Evaluation data creation tutorial¶

Overview¶

For the evaluation of RAGs we need data, but in most cases we have little or no satisfactory data.

However, since the advent of LLM, creating synthetic data has become one of the good solutions to this problem.

The following guide covers how to use LLM to create data in a form that AutoRAG can use.

Data Creation

1. Parse¶

You can make different parsing results from the raw data using the parsing YAML file. The sample parsing YAML file looks like this.

modules:
  - module_type: langchain_parse
    parse_method: [pdfminer, pdfplumber]

With this YAML file, you can get the parsed data with pdfminer and pdfplumber.

You can execute this parsing YAML file by using the following code.

from autorag.parser import Parser

filepaths = "./data/*.pdf"
parser = Parser(filepaths, "./parse_project_dir")
parser.start_parsing("./parsing.yaml")

Then you can check out the parsing result in the ./parse_project_dir directory.

For more details about parsing, please refer here.

2. QA Creation¶

From the parsed results, you can select the best parsed data for AutoRAG. After you selected, you can create QA data for the AutoRAG.

The example is shown below, the initial_raw_df is selected raw data.

from llama_index.llms.openai import OpenAI

from autorag.data.beta.filter.dontknow import dontknow_filter_rule_based
from autorag.data.beta.generation_gt.llama_index_gen_gt import (
	make_basic_gen_gt,
	make_concise_gen_gt,
)
from autorag.data.beta.query.llama_gen_query import factoid_query_gen
from autorag.data.beta.sample import random_single_hop
from autorag.data.beta.schema import Raw

initial_raw = Raw(initial_raw_df)
initial_corpus = initial_raw.chunk(
    "llama_index_chunk", chunk_method="token", chunk_size=128, chunk_overlap=5
)
llm = OpenAI()
initial_qa = (
    initial_corpus.sample(random_single_hop, n=3)
    .map(
        lambda df: df.reset_index(drop=True),
    )
    .make_retrieval_gt_contents()
    .batch_apply(
        factoid_query_gen,
        llm=llm,
    )
    .batch_apply(
        make_basic_gen_gt,
        llm=llm,
    )
    .batch_apply(
        make_concise_gen_gt,
        llm=llm,
    )
    .filter(
        dontknow_filter_rule_based,
        lang="en",
    )
)
initial_qa.to_parquet("./initial_qa.parquet", "./initial_corpus.parquet")

We recommend you find the optimal pipeline first from this initial data. Check out here to see the optimization tutorial.

3. Chunking Optimization¶

After finding the initial optimal pipeline, this time you are to optimize the chunking method.
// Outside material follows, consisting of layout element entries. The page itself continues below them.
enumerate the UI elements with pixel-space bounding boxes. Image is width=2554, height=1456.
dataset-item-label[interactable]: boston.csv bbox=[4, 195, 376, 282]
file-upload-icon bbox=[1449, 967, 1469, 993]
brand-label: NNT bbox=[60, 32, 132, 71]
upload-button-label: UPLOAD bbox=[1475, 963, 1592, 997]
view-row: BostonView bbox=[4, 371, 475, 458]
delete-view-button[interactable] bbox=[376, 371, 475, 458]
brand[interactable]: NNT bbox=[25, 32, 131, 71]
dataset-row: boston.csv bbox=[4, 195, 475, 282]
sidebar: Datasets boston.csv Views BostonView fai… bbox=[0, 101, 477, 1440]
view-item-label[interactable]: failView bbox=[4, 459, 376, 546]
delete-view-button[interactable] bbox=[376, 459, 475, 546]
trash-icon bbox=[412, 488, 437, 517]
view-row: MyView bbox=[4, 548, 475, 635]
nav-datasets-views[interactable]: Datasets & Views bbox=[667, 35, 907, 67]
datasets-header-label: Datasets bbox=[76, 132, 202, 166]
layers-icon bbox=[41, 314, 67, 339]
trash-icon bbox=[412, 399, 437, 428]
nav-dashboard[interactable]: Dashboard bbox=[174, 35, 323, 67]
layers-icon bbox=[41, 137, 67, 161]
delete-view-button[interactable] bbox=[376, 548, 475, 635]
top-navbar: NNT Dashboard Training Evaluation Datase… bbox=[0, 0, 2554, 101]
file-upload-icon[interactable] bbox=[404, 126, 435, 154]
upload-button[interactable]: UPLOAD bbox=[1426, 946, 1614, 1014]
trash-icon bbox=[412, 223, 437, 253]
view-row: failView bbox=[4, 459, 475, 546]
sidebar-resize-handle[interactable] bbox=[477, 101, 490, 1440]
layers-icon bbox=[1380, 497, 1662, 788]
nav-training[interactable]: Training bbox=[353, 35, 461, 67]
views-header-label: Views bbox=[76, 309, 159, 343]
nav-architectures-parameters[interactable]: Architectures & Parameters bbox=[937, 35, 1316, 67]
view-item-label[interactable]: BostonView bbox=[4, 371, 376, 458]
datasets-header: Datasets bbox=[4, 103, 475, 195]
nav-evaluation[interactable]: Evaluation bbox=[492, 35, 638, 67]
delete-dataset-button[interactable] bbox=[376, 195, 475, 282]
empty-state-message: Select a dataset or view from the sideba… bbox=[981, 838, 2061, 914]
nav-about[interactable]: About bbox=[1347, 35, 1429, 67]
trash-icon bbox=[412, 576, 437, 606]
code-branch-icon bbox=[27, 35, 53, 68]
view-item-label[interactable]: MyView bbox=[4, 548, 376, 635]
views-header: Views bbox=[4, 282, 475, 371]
First, you can create various chunking results from the parsed data.

The chunking YAML file looks like this.

modules:
  - module_type: llama_index_chunk
    chunk_method: [ Token, Sentence ]
    chunk_size: [ 1024, 512 ]
    chunk_overlap: 24
    add_file_name: english
  - module_type: llama_index_chunk
    chunk_method: [ SentenceWindow ]
    sentence_splitter: kiwi
    window_size: 3
    add_file_name: english

With this YAML file, you can get the chunked data with Token, Sentence, and SentenceWindow with different chunk sizes.

You can execute this chunking YAML file by using the following code.

from autorag.chunker import Chunker

chunker = Chunker.from_parquet("./initial_raw.parquet", "./chunk_project_dir")
chunker.start_chunking("./chunking.yaml")

Then you can check out the chunking result in the ./chunk_project_dir directory.

For more details about chunking, please refer here.

4. QA - Corpus mapping¶

For the chunking optimization, you can evaluate RAG performance with different corpus data. You already have the optimal pipeline from the initial QA data, so you can use this pipeline to evaluate the RAG performance with different corpus data.

Before that, you must update all qa data with the new corpus data. It uses update_corpus method.

It is highly recommending you to keep the initial QA instance. If not, you need to build QA instance again from the initial raw (parsed) data and corpus data.

from autorag.data.beta.schema import Raw, Corpus, QA

raw = Raw(initial_raw_df)
corpus = Corpus(initial_corpus_df, raw)
qa = QA(initial_qa_df, corpus)

new_qa = qa.update_corpus(Corpus(new_corpus_df, raw))

Now new_qa have new retrieval_gt data for the new corpus.

Now with the new corpus data and new qa datas, you can evaluate the RAG performance with different corpus data.